Ingredients
Equipment
Method
- In a large bowl, whisk together discard, almost completely melted lard, water, oil, and salt. Mix until mostly combined.
- Sift in the flour and thoroughly mix.
- Knead the dough with your dough hook or hands until all ingredients are well combined and the dough is slightly stretchy.
- Form a ball with the dough and keep it in the bowl. Cover the bowl with plastic wrap, and let it sit for 1–4 hours, depending on your time. The longer it sits in the fermenting stage, the more the sourdough flavor will shine through.
- Once the fermenting stage is done, divide the dough into equal pieces. (I do approximately 15 2-ounce balls) Roll out each tortilla between parchment paper with a bit of flour until it is as thin as possible without putting holes in the dough. A thickness of ⅛”, if possible, will yield the best tortilla. I found using a tortilla press creates equal results, but a thicker tortilla in my experience with my low-end press.
- Heat a cast-iron pan over medium heat until it is thoroughly heated.
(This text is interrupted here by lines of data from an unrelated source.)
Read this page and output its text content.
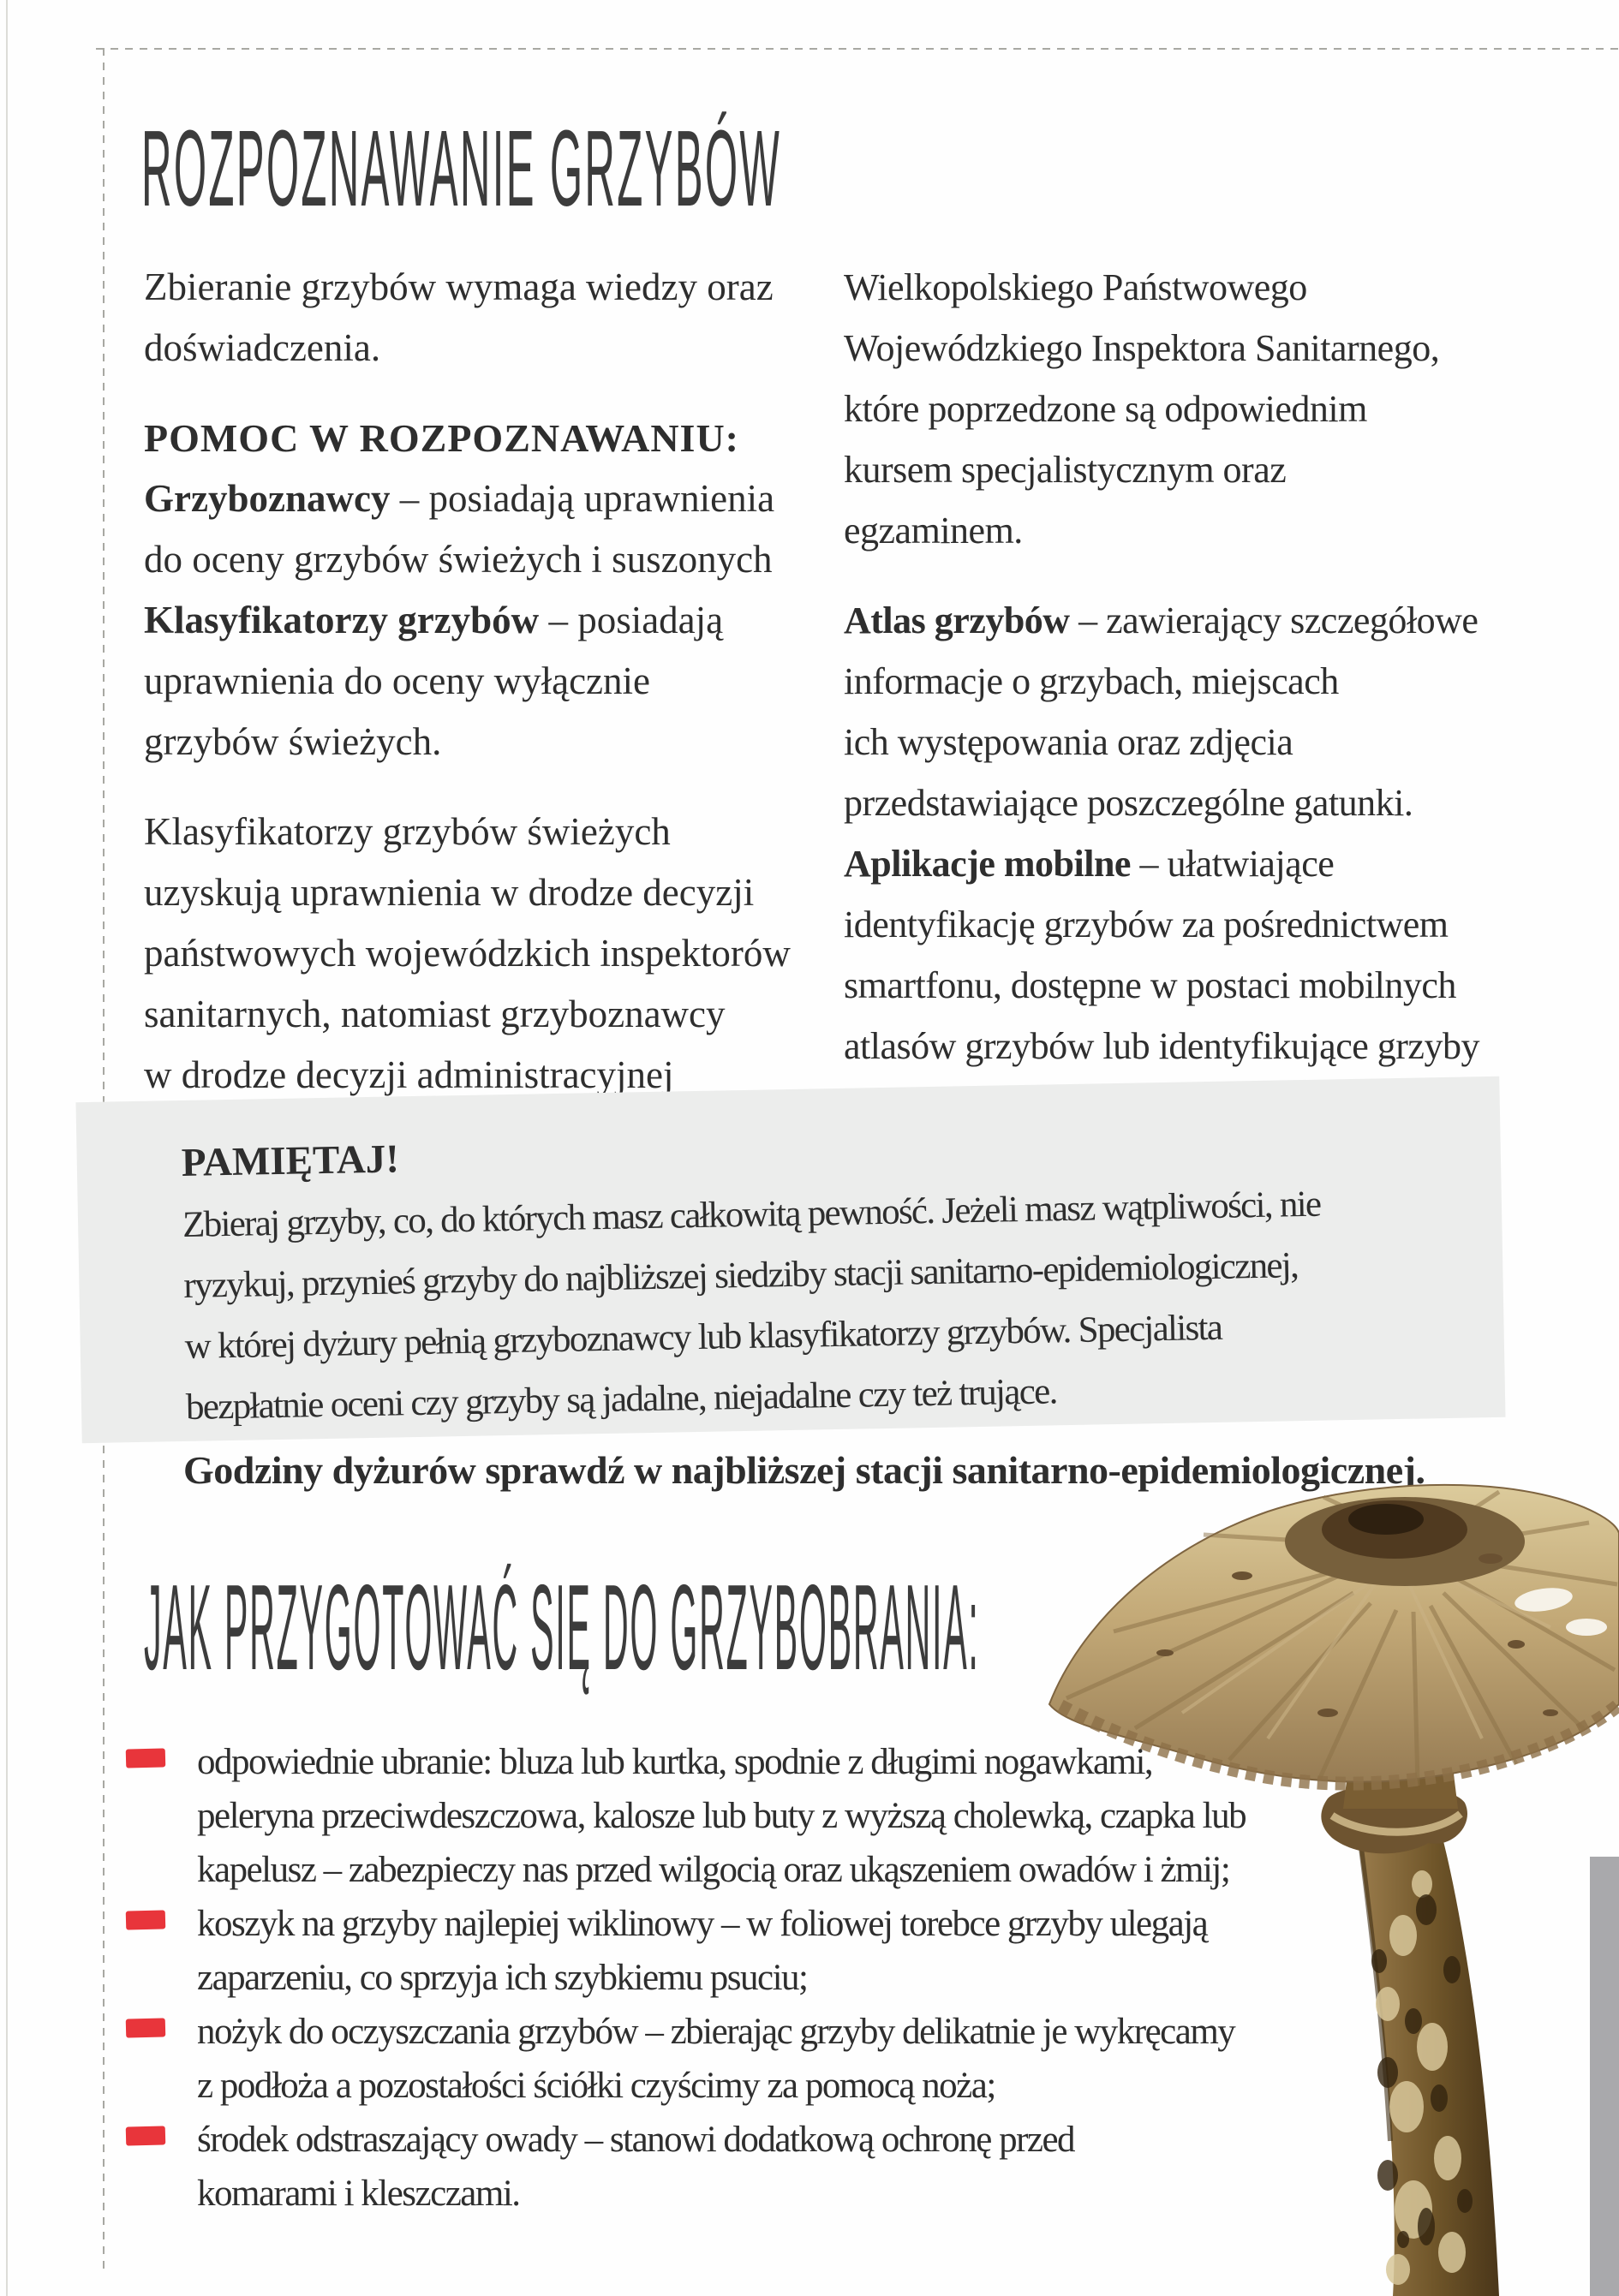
ROZPOZNAWANIE GRZYBÓW
Zbieranie grzybów wymaga wiedzy oraz
doświadczenia.
POMOC W ROZPOZNAWANIU:
Grzyboznawcy – posiadają uprawnienia
do oceny grzybów świeżych i suszonych
Klasyfikatorzy grzybów – posiadają
uprawnienia do oceny wyłącznie
grzybów świeżych.
Klasyfikatorzy grzybów świeżych
uzyskują uprawnienia w drodze decyzji
państwowych wojewódzkich inspektorów
sanitarnych, natomiast grzyboznawcy
w drodze decyzji administracyjnej
Wielkopolskiego Państwowego
Wojewódzkiego Inspektora Sanitarnego,
które poprzedzone są odpowiednim
kursem specjalistycznym oraz
egzaminem.
Atlas grzybów – zawierający szczegółowe
informacje o grzybach, miejscach
ich występowania oraz zdjęcia
przedstawiające poszczególne gatunki.
Aplikacje mobilne – ułatwiające
identyfikację grzybów za pośrednictwem
smartfonu, dostępne w postaci mobilnych
atlasów grzybów lub identyfikujące grzyby
PAMIĘTAJ!
Zbieraj grzyby, co, do których masz całkowitą pewność. Jeżeli masz wątpliwości, nie
ryzykuj, przynieś grzyby do najbliższej siedziby stacji sanitarno-epidemiologicznej,
w której dyżury pełnią grzyboznawcy lub klasyfikatorzy grzybów. Specjalista
bezpłatnie oceni czy grzyby są jadalne, niejadalne czy też trujące.
Godziny dyżurów sprawdź w najbliższej stacji sanitarno-epidemiologicznej.
JAK PRZYGOTOWAĆ SIĘ DO GRZYBOBRANIA:
odpowiednie ubranie: bluza lub kurtka, spodnie z długimi nogawkami,
peleryna przeciwdeszczowa, kalosze lub buty z wyższą cholewką, czapka lub
kapelusz – zabezpieczy nas przed wilgocią oraz ukąszeniem owadów i żmij;
koszyk na grzyby najlepiej wiklinowy – w foliowej torebce grzyby ulegają
zaparzeniu, co sprzyja ich szybkiemu psuciu;
nożyk do oczyszczania grzybów – zbierając grzyby delikatnie je wykręcamy
z podłoża a pozostałości ściółki czyścimy za pomocą noża;
środek odstraszający owady – stanowi dodatkową ochronę przed
komarami i kleszczami.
Add a splash of oil with a high smoke point to the pan.
- I roll one tortilla at a time and add it to the pan, and cook for 1–2 minutes on each side. When the bubbles appear or the dough changes color, it is time to flip, but use a spatula to lift the tortilla and check for browning.
- Add more oil to the pan as needed.
- Before taking the tortilla off the heat, make sure it has browned on both sides and is thoroughly cooked through.
Notes
All ingredients verified LID-safe per ThyCa.org Low-Iodine Diet guidelines. Always check labels before use — formulations can change. Consult your endocrinologist or nuclear medicine team with any questions.